Encontrando a direção norte-sul

Usando o compasso, improvisado para fazer o arco, ache a perpendicular à linha MT. Esta perpendicular à MT é a linha norte-sul verdadeira. Esta linha pode ser traçada no piso ou marcada por um fio esticado e as pontas fixadas com fita adesiva no piso. Se possível deixe a cadeira no lugar até o dia da medição.

fase 2
-
Verifique qual é o seu fuso horário. O leste do Brasil usa o fuso - 3. Os estados de Roraima, Pará, o centro-leste do Amazonas, Rondônia, Mato Grosso e Mato groso do Sul usam o fuso - 4 e o Acre e o oeste do Amazonas o de - 5 horas. Em seguida acerte o relógio a partir de uma 'estação de rádio' que transmita sinais de tempo ou pelo telefone. Alguns canais de televisão também transmitem sinais horários (de segundo em segundo) enquanto estão se preparando para entrar no ar. O ideal é usar um relógio grande, ou de cabeceira, para que várias pessoas possam anotar o momento do trânsito ao sinal do observador.

fase 3
-
Usando os mapas, e as coordenadas impressas em sua borda, encontre a sua posição estimada em graus, minutos e segundos de arco. Alguns mapas com escalas menores fornecem dados mais precisos, mas um mapa de seu estado é suficiente.
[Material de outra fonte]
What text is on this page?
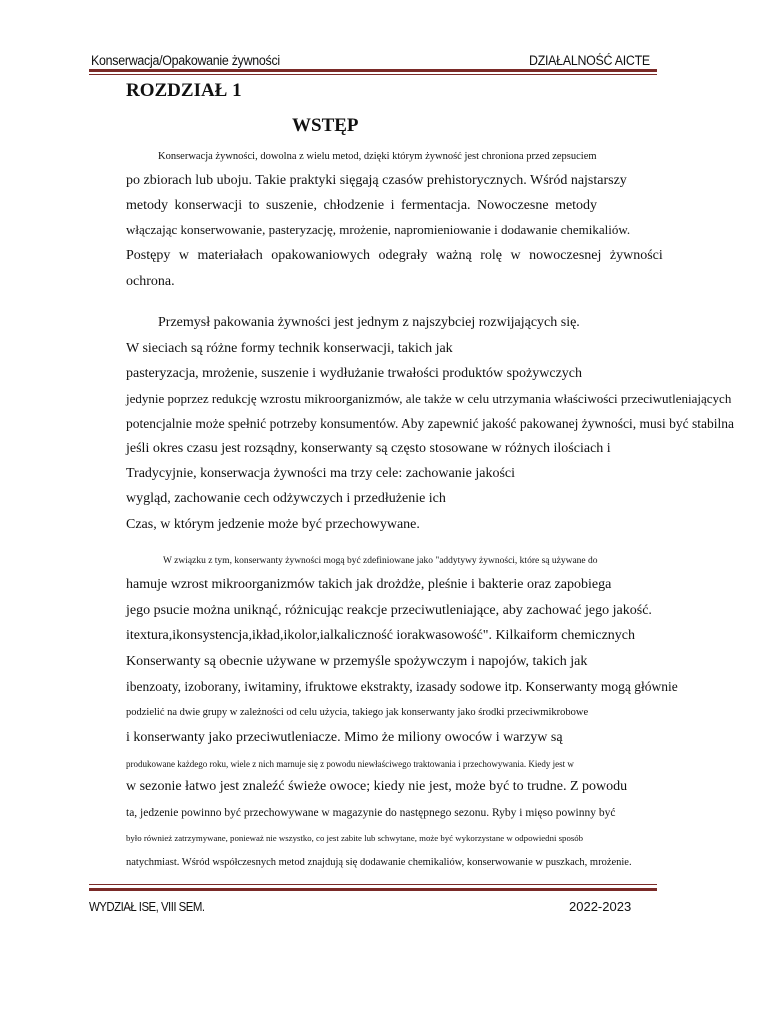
Konserwacja/Opakowanie żywności	DZIAŁALNOŚĆ AICTE
ROZDZIAŁ 1
WSTĘP
Konserwacja żywności, dowolna z wielu metod, dzięki którym żywność jest chroniona przed zepsuciem
po zbiorach lub uboju. Takie praktyki sięgają czasów prehistorycznych. Wśród najstarszy
metody konserwacji to suszenie, chłodzenie i fermentacja. Nowoczesne metody
włączając konserwowanie, pasteryzację, mrożenie, napromieniowanie i dodawanie chemikaliów.
Postępy w materiałach opakowaniowych odegrały ważną rolę w nowoczesnej żywności
ochrona.
Przemysł pakowania żywności jest jednym z najszybciej rozwijających się.
W sieciach są różne formy technik konserwacji, takich jak
pasteryzacja, mrożenie, suszenie i wydłużanie trwałości produktów spożywczych
jedynie poprzez redukcję wzrostu mikroorganizmów, ale także w celu utrzymania właściwości przeciwutleniających
potencjalnie może spełnić potrzeby konsumentów. Aby zapewnić jakość pakowanej żywności, musi być stabilna
jeśli okres czasu jest rozsądny, konserwanty są często stosowane w różnych ilościach i
Tradycyjnie, konserwacja żywności ma trzy cele: zachowanie jakości
wygląd, zachowanie cech odżywczych i przedłużenie ich
Czas, w którym jedzenie może być przechowywane.
W związku z tym, konserwanty żywności mogą być zdefiniowane jako "addytywy żywności, które są używane do
hamuje wzrost mikroorganizmów takich jak drożdże, pleśnie i bakterie oraz zapobiega
jego psucie można uniknąć, różnicując reakcje przeciwutleniające, aby zachować jego jakość.
itextura,ikonsystencja,ikład,ikolor,ialkaliczność iorakwasowość". Kilkaiform chemicznych
Konserwanty są obecnie używane w przemyśle spożywczym i napojów, takich jak
ibenzoaty, izoborany, iwitaminy, ifruktowe ekstrakty, izasady sodowe itp. Konserwanty mogą głównie
podzielić na dwie grupy w zależności od celu użycia, takiego jak konserwanty jako środki przeciwmikrobowe
i konserwanty jako przeciwutleniacze. Mimo że miliony owoców i warzyw są
produkowane każdego roku, wiele z nich marnuje się z powodu niewłaściwego traktowania i przechowywania. Kiedy jest w
w sezonie łatwo jest znaleźć świeże owoce; kiedy nie jest, może być to trudne. Z powodu
ta, jedzenie powinno być przechowywane w magazynie do następnego sezonu. Ryby i mięso powinny być
było również zatrzymywane, ponieważ nie wszystko, co jest zabite lub schwytane, może być wykorzystane w odpowiedni sposób
natychmiast. Wśród współczesnych metod znajdują się dodawanie chemikaliów, konserwowanie w puszkach, mrożenie.
WYDZIAŁ ISE, VIII SEM.	2022-2023
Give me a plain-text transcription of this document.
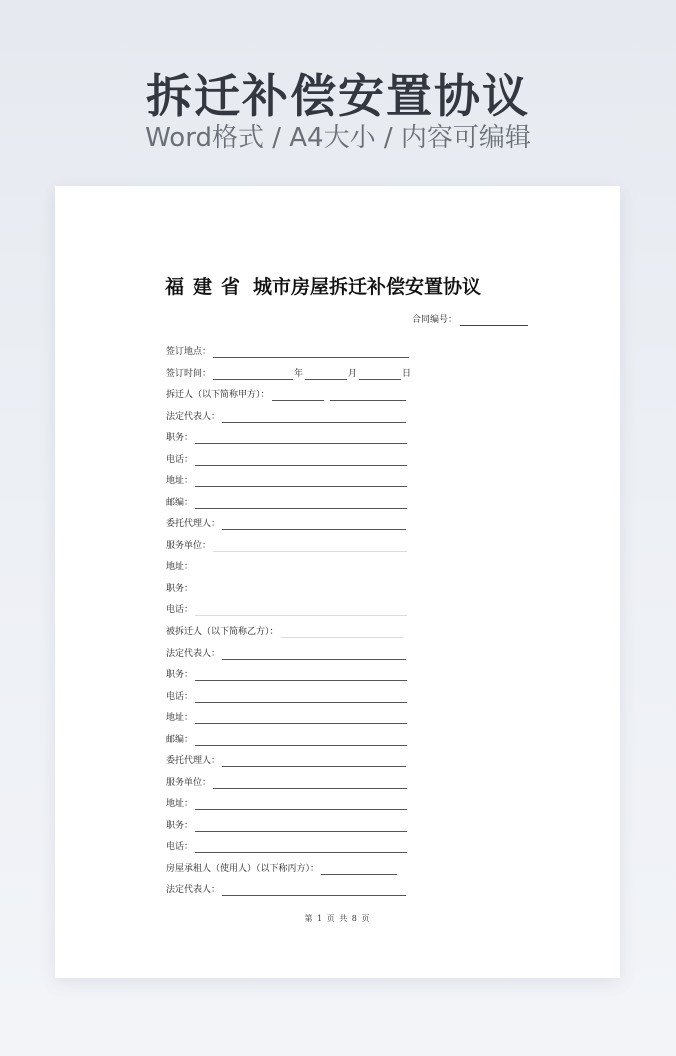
拆迁补偿安置协议
Word格式 / A4大小 / 内容可编辑
福建省 城市房屋拆迁补偿安置协议
合同编号：
签订地点：
签订时间：	年	月	日
拆迁人（以下简称甲方）：
法定代表人：
职务：
电话：
地址：
邮编：
委托代理人：
服务单位：
地址：
职务：
电话：
被拆迁人（以下简称乙方）：
法定代表人：
职务：
电话：
地址：
邮编：
委托代理人：
服务单位：
地址：
职务：
电话：
房屋承租人（使用人）（以下称丙方）：
法定代表人：
第 1 页 共 8 页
Este trabalho preliminar se destina a familiarizar o pesquizador com o sistema de coordenadas e permitirá conhecer o sentido de crescimento e as divisões do mapa. Faça interpolações e redivida a escala original se necessário.

A medição
No dia escolhido para a medição, verifique a posição do anteparo usando o prumo, ou re-posicione se a cadeira tiver sido movida. O ponto V deve estar exatamente sob o prumo do anteparo.
Por volta do meio-dia, quando o centro da imagem do Sol cruzar a linha (Trânsito do Sol) marcamos o ponto P e registramos a hora com precisão de segundos (h:min:seg). Em seguida meça com exatidão a altura OV e a distância PA e anote os valores. A precisão das coordenadas vai depender diretamente da precisão destas medidas.

Trabalhando com frações de arco e de tempo
Para fazer contas com horas e ângulos é necessário que os dados sejam compatíveis com o sistema decimal (base 10), mas eles são sempre fornecidos em horas, minutos e segundos ou graus, minutos de arco e segundos de arco, no sistema sexagesimal (base 60). Precisaremos então aprender a transformar uns nos outros.
1- Para transformar h:min:seg em horas decimais, divida o número de minutos por 60 e o número de segundos por 3600. Em seguida some as parcelas.
Por exemplo, para 16h 18min 40s, fazemos: 18/60= 0,3 ; 40/3600= 0,0111 ; 16+03+0,0111 = 16,3111 horas decimais.
O mesmo procedimento é adotado para os ângulos.
2- Para fazer o inverso dessa transformação, ou seja, para transformar horas decimais em h:min:seg, separe a parte fracionária e multiplique por 60. Anote o número inteiro de minutos. Separe novamente a parte fracionária e multiplique por 60. Anote o número de segundos e suas frações.
Usando o resultado do exemplo anterior,  16,3111 horas decimais, fazemos: 0,3111 x 60 = 18,666 [separe esse 18]; 0,666 x 60 = 39,96. Assim teremos, 16 h 18 min 39,96 seg, ou seja, 16 horas, 18 minutos , 39 segundos e 96 centésimos do segundo. Quatro centésimos de segundo foram perdidos nos arredondamentos, mas podemos desprezá-los. O procedimento é similar para conversão de ângulos.

Cálculo da posição
A partir dos valores OV e PV nós poderemos calcular o ângulo F. A divisão OV/PV fornecerá o valor da tangente trigonométrica do ângulo. Use a calculadora para obter o arco tangente de OV/OP e você encontrará o ângulo F.
Se a medição foi feita nos dias de equinócios (20-março ou 22-setembro), este ângulo é igual ao da latitude local. Se feita nos dias de solstícios (21-junho ou 22-dezembro), ele deve ser corrigido de 23,45 graus (somar se for solstício de verão, subtrair se solstício de inverno). Para outras datas, usar os dados da declinação do Sol publicados nas tabelas do Anuário de astronomia do Observatório Nacional. Transforme os valores decimais para graus, minutos e segundos de arco. Compare o valor encontrado com a sua latitude estimada. Se houver divergência sensível, refaça os cálculos.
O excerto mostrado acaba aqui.